I preconfezionati sono i più economici, studiati per un cavo orale standard, nonché applicabili al più vasto numero di individui. È molto facile d’altra parte che il bite in esame non faccia perfettamente al caso del singolo paziente ed alla sua problematica. Parimenti, questi dispositivi sono studiati per il trattamento della patologia in un arco di tempo limitato e per di più, nel caso l’origine sia malocclusioria, non vi pongono rimedio. Trascurandola, il soggetto rischia solo di aggravarla.bruxismo

Morbido o rigido?

Anziché puntare al risparmio, specie se la terapia sui sintomi prevede una lunga durata, il candidato al bite dovrebbe rivolgersi al proprio odontoiatra. Nella collaborazione con quest’ultimo potrà così disporre in poco tempo del miglior ausilio volto a ristabilire l’equilibrio masticatorio e risolvere efficacemente tutte le patologie muscolo-tensorie dovute al bruxismo.

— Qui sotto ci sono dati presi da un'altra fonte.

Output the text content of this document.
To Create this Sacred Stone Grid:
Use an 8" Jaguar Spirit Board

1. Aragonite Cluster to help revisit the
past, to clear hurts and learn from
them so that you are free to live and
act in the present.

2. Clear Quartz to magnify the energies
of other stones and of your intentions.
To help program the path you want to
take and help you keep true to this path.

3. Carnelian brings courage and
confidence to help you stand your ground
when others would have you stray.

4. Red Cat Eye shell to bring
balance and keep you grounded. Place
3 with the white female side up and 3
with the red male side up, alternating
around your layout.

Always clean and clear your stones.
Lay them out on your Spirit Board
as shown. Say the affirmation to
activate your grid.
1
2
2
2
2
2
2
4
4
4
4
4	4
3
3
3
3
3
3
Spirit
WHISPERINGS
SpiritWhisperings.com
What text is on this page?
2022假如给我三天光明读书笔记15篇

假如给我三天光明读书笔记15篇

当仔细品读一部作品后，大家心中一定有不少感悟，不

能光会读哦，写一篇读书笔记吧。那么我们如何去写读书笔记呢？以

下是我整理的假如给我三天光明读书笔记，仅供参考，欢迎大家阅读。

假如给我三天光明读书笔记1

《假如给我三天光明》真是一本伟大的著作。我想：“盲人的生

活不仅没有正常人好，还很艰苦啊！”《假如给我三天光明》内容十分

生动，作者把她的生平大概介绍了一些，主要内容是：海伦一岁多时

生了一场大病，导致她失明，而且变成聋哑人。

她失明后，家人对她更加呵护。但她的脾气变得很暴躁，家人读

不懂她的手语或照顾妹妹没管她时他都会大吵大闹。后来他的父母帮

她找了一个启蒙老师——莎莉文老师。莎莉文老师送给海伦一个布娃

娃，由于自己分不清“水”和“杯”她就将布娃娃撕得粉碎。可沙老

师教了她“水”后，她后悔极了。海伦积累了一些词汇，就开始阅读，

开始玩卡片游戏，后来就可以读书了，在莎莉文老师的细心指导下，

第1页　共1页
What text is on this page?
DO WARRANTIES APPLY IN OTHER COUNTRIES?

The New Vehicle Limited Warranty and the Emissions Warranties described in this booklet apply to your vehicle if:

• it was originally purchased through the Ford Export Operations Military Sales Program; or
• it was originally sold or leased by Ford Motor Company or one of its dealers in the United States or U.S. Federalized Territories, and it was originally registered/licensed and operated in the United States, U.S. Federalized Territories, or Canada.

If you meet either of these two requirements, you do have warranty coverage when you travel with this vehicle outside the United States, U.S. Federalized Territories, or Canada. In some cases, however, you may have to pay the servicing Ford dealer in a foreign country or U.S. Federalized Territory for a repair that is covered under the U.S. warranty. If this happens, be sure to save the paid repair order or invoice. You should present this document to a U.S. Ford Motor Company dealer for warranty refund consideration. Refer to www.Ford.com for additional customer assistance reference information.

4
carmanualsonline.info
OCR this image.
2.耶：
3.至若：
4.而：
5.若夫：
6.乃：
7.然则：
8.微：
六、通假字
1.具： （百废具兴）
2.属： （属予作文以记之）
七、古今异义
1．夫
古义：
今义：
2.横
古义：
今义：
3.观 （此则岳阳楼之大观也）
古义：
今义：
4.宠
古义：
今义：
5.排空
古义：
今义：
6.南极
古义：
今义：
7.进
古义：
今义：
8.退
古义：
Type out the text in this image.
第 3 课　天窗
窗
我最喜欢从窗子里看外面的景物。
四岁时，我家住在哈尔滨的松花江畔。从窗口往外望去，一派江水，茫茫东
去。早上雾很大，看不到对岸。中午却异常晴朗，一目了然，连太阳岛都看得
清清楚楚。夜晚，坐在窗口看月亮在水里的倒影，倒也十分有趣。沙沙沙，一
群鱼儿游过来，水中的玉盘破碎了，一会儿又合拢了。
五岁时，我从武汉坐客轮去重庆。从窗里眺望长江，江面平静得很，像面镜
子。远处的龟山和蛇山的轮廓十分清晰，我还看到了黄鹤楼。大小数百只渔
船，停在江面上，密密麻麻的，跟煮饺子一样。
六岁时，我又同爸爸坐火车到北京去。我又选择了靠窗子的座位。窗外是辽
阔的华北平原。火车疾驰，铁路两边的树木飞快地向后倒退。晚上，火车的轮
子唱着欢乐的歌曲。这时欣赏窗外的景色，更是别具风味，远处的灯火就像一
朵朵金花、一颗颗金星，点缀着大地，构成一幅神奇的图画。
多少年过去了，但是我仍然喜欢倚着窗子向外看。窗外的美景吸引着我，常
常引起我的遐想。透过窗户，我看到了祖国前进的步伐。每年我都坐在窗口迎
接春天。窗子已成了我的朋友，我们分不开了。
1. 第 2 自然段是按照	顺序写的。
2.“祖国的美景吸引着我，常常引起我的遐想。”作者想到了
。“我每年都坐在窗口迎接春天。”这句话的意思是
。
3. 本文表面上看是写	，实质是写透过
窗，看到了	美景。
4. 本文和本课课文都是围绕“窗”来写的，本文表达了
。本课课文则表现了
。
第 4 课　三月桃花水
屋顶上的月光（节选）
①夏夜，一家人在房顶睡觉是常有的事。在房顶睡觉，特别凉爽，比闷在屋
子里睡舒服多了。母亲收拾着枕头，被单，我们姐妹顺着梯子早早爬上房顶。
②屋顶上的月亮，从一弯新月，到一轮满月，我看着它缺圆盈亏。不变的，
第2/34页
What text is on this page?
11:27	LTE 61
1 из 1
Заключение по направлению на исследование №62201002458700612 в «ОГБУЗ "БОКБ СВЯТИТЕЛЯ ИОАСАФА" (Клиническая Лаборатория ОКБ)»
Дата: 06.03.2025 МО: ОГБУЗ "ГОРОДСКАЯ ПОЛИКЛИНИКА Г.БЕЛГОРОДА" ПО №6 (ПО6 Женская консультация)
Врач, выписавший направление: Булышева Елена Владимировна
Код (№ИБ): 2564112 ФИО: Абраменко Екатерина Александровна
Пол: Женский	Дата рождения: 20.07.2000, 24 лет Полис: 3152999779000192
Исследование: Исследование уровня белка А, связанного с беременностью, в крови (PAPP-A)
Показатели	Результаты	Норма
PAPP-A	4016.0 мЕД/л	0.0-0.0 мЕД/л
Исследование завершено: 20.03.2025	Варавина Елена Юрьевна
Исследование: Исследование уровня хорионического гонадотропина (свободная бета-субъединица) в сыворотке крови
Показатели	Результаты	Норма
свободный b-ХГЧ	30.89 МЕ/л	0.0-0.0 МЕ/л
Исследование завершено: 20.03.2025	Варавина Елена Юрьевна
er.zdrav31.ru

  • Una seconda distinzione poi riguarda la foggia del dispositivo medesimo. Il bite morbido viene impiegato nel trattamento del bruxismo dinamico, mentre quello rigido del bruxismo statico. L’efficacia, infine, è la variabile risultante altresì dall’intento per cui viene realizzato il singolo bite; ossia se volto prettamente a scogliere la sintomatologia tensiva oppure a correggere una malocclusione, e quindi a scopo ortotico per riallineare le arcate e ripristinare la loro funzionalità.

 I costi

I bite preformati acquistabili nelle farmacie vantano un costo variabile ma comunque ricompreso fra i 30 ed i 50 euro.  I più consigliati di tipo personalizzato, invece, si muovono su lunghezze differenti e certamente più considerevoli. Parliamo dei 500-1.500 euro (cifra, quest’ultima che include anche i controlli). Ad ogni modo però, la loro efficacia aumenta di pari passo.

Spetta a ciascuno la scelta se optare per un esborso maggiore oggi o rischiare di imbattersi in un alto preventivo domani, frutto magari della patologia trascurata.